There are numerous ways to approach this, but the most important thing to remember is that consistency is the key. Leaders need to be cared for, encouraged, and coached in the details of their communities regularly. If not, they are likely to grow weary, get discouraged, and stagnate for different reasons. Having a shepherd/coach that is regularly checking in, asking good, detailed questions, helping identify action steps, and then keeping the leader and community accountable is essential to the health and growth of the community.
The shepherding/coaching I’m encouraging cares both for the hearts and emotional well-being of the leaders in their personal lives, as well as the plans and details of how the Missional Community is being led as a Family and being led on Mission. If leaders aren’t healthy at a heart level, they will not have the motivation and capacity to lead their communities in a fruitful and sustainable way. It’s also important for the shepherd/coaches to make sure that leaders are living prayerful lives and not leading in the flesh, rather than in daily dependence on the Holy Spirit.
I’ve worked with many churches that have great intentions and their community leaders have great intentions. Without regular shepherding and coaching though, that helps keep leaders personally healthy and accountable, those good intentions usually do not lead to fruitfulness. Regular shepherding and coaching can help leaders stay focused and follow through on their plans and help their groups live as fruitful, disciple-making communities.

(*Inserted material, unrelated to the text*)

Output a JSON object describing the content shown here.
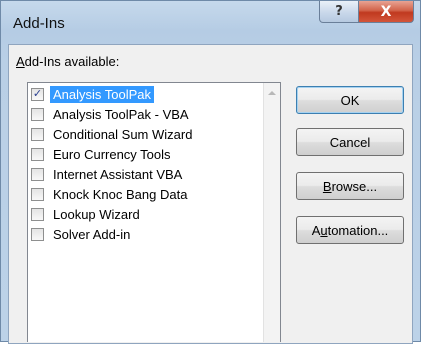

Most churches that I’ve worked with try to shepherd/coach their community leaders every 4 weeks, if possible. Frequent enough to be of great benefit, but not so often, that it’s filling up their schedules with meetings that are keeping them from leading their communities well. Sometimes that might become every 4-6 weeks, but if it doesn’t happen more frequently than that, then again, the benefit of it will diminish, and the health and growth of the communities will suffer.
The shepherding/coaching that I’m describing here is usually done by elders, deacons, and staff. Because these top leaders should be part of a core that is leading an MC themselves, it means that the shepherding/coaching they do will be flowing out of their own experience as practitioners themselves. Often the coaches are given 2-3 MC’s to coach, so that they’re not overwhelmed with coaching meetings, especially if they are not full time with the church. This means that some regular coach training will be needed, so that more coaches can be developed, as the number of communities grows.
OTHER THINGS TO CONSIDER
Don’t just coach individual leaders. Because MC’s should be led by a shared leadership, it’s best to coach groups of leaders who are leading together. Sometimes coaching can also be done with clusters of MC’s, so that the cores of each of the MC’s involved are able to listen and learn from what the other MC’s are going through. It’s great to cross-pollinate learning in this way.
Include wives and women! Many churches fail miserably at including women in their coaching rhythm, when the wives and women are often some of the strongest and most influential leaders in their Missional Communities. To include Moms with small children will require some creativity and strategic planning. I encourage churches to build babysitting into the budget of the church, so that Moms know they can always pay for babysitting, if needed, so they don’t have to miss coaching.
I believe it’s great to get face to face in the same room for most coaching, because of the relational benefits and to enjoy being together. But, I think some coaching can also happen over Zoom, Facetime, Skype, especially if leader’s schedules, kid’s sleep times, and commuting times in large cities are a factor.